SEOUL, South Korea – South Korean voters handed President Park Geun-hye a stunning political setback by denying her conservative party a majority in the next National Assembly, poll results showed Thursday.
The outcome, which came as a surprise to many, will likely threaten Park’s plans to push ahead with controversial economic reforms, including plans to make it easier for companies to lay off workers, and blow open next year’s presidential race. The emergence of a new centre-left party also ensures further changes to South Korea’s political landscape, which had long been shaped by two-party dynamics.
Prior to Wednesday’s parliamentary election, pollsters had predicted that the ruling Saenuri Party would crush a divided opposition and raise its expectations to take the presidency in 2017, after Park’s single term expires.
But after all the votes were counted Thursday morning, Saenuri wasn’t even the party with the largest number of seats, let alone a majority in the 300-seat assembly.
Saenuri managed to win 122 seats, one less than the main opposition Minjoo Party, which trounced its rival in the capital Seoul and the neighbouring metropolitan area, where the two largest parties competed most fiercely.
The People’s Party, a new party created mostly by those who left Minjoo, including its former co-chairman and potential presidential candidate Ahn Cheol-soo, won 38 seats after dominating Minjoo in its traditional strongholds in the southwest Jeolla regions.
Saenuri could possibly overtake Minjoo as the largest party in the next assembly if it manages to lure back some of its former lawmakers who left and ran successfully as independents.
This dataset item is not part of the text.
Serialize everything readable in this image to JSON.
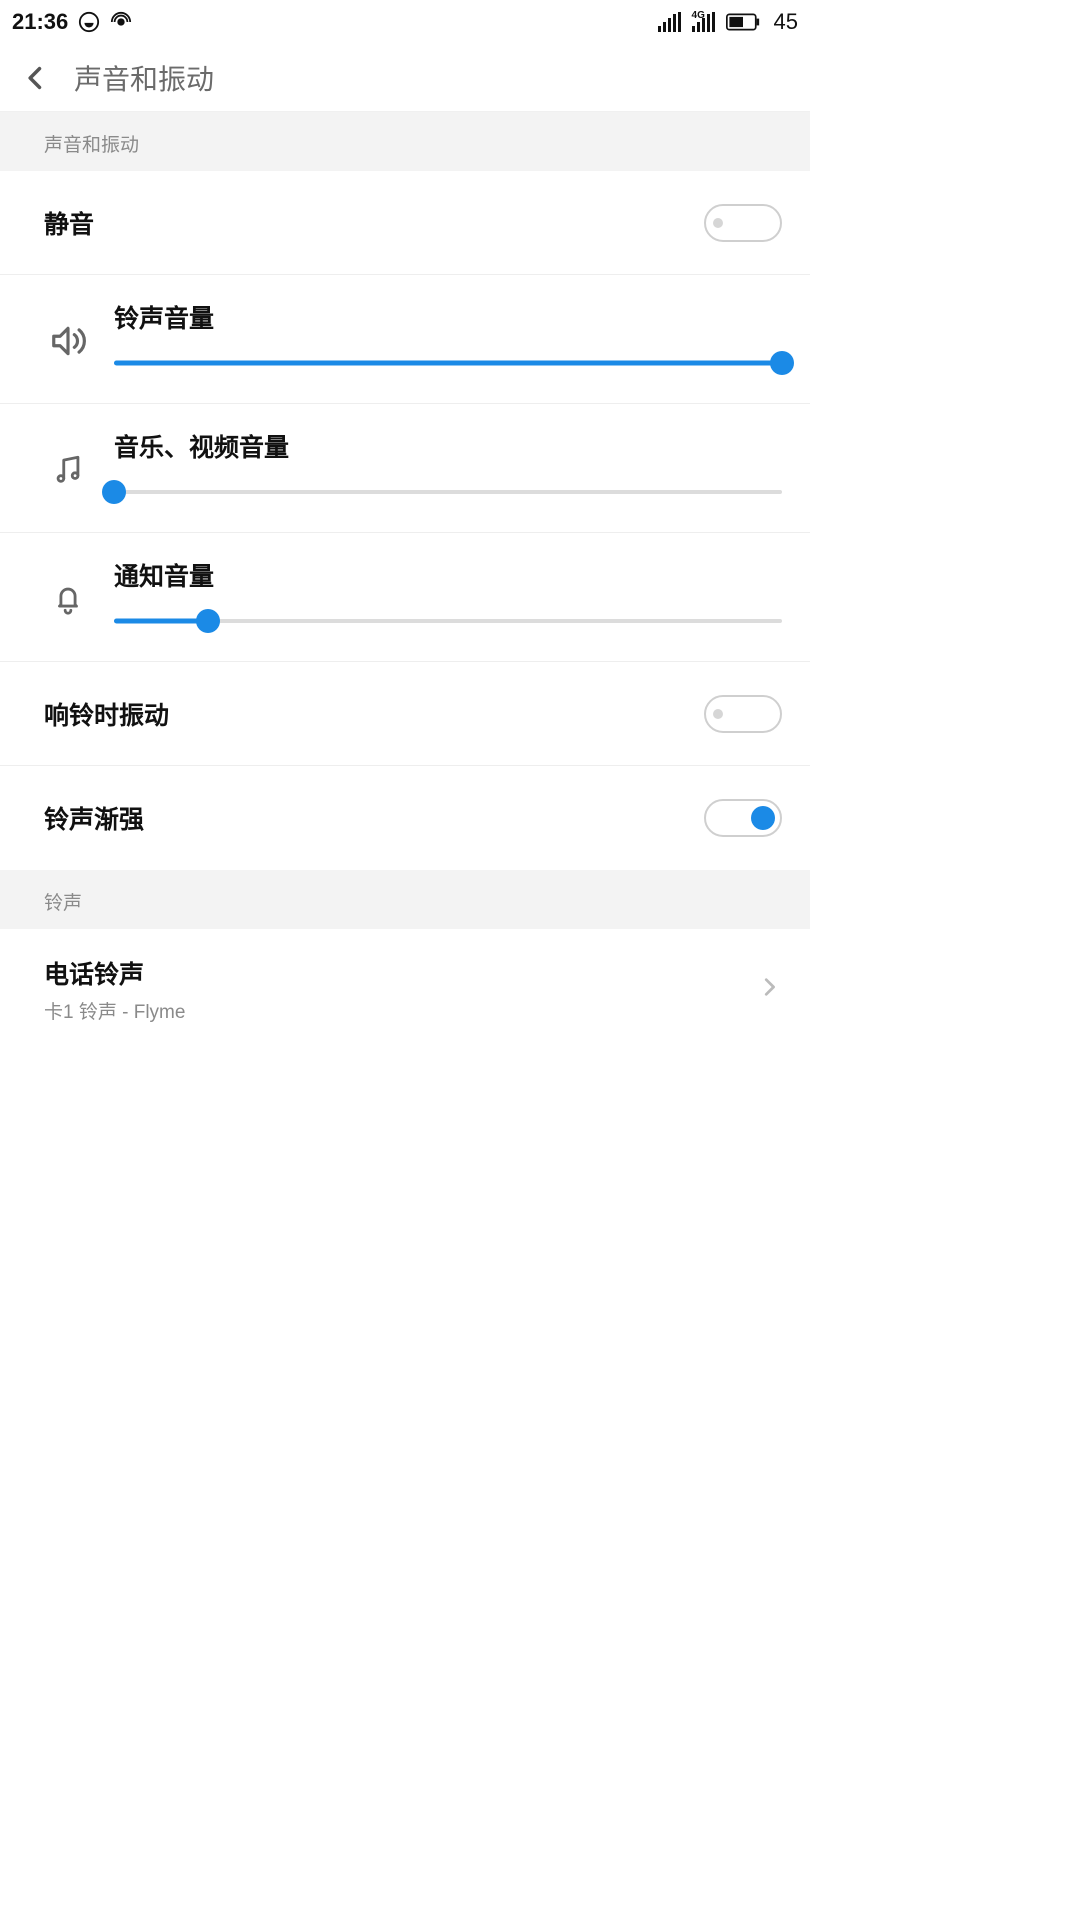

They left Saenuri after being denied nominations amid a rift between the party’s dominant faction loyal to Park and reformists, which analysts say damaged the party’s appeal to voters.
There has been disappointment among South Koreans over a sluggish economy, with official figures showing household debt reaching new highs and the unemployment rate for people under 30 reaching levels not seen since the late 1990s, when millions lost their jobs during a crippling financial crisis.
The outcome of the vote indicates that the opposition parties have successfully absorbed conservative voters who have become disappointed with Park. Months before the vote, Minjoo brought in as chairman scholar-turned-politician Kim Chong In, who had advised Park on economic policies during the 2012 presidential campaign. Ahn, the founder of one of South Korea’s largest computer software companies, has portrayed himself as a politician whose strength is with economic issues.
The weak showing by Saenuri also shows that voters weren’t swayed by national security issues as much as they were before, although surveys taken prior to Wednesday’s vote showed strong support for Park’s hard-line approach to North Korea following its recent nuclear test and long-range rocket launch.
Hostility between the rival Koreas in election years has often been seen as helping the conservatives by allowing them to highlight their hard-line approach against the North. Liberals have traditionally backed rapprochement policies with the North.
The election commission said 58 per cent of the country’s 42 million voters participated in Wednesday’s election, a higher turnout than four years ago, when 54.2 per cent of the electorate turned out. It wasn’t immediately clear whether larger participation by younger voters, seen as more likely to vote for liberals than voters over 50, contributed to the increase in turnout.
Since losing its second consecutive presidential election in 2012, the Minjoo Party has struggled with factional infighting and lawmaker defections, and saw its seats decline from 127 to 102 in the current assembly.
South Korea’s electorate is deeply divided along generational and ideological lines, and also by fierce regional loyalties. Voters in the southeast Gyeongsang regions have for decades overwhelmingly voted for conservatives in parliamentary and presidential elections.